How to get the MD5 hash of big files in Python?

Sometimes, we want to get the MD5 hash of big files in Python.

In this article, we’ll look at how to get the MD5 hash of big files in Python.

How to get the MD5 hash of big files in Python?

To get the MD5 hash of big files in Python, we can use the md5.update and md5.digest methods.

For instance, we write:

import hashlib
import os


def generate_file_md5(rootdir, filename, blocksize=2**20):
    m = hashlib.md5()
    with open(os.path.join(rootdir, filename), "rb") as f:
        while True:
            buf = f.read(blocksize)
            if not buf:
                break
            m.update(buf)
    return m.hexdigest()


print(generate_file_md5('', 'img.png'))

We create the generate_file_md5 function that takes the rootdir, filename, and blocksize parameters.

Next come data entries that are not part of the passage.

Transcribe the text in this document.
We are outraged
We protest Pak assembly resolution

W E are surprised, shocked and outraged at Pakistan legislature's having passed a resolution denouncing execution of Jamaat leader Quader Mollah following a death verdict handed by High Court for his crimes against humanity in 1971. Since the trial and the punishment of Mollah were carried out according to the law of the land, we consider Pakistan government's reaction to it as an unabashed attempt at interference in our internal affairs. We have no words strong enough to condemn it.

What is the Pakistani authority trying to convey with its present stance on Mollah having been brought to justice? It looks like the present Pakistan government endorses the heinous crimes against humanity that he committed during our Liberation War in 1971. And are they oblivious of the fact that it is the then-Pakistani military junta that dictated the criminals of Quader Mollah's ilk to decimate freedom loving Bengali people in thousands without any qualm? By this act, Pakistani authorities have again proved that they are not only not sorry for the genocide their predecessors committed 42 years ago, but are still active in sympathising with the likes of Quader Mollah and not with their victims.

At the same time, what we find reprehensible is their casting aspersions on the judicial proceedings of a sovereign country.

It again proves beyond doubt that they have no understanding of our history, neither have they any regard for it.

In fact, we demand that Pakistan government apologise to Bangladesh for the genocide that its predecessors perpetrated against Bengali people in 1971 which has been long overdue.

In the function, we open the file with open with 'rb' permission to let us read the file in blocks.

We use os.path.join(rootdir, filename) to get the full path of the file.

Next, we have a while loop that loops through each block of the file that’s read with f.read.

And we call m.update on each block that’s read to update the md5 hash after each block is read.

Finally, we return md5 hash of the full file with m.hexdigest().

As a result, the print output should be something like 'b60ab2708daec7685f3d412a5e05191a'.

Conclusion

To get the MD5 hash of big files in Python, we can use the md5.update and md5.digest methods.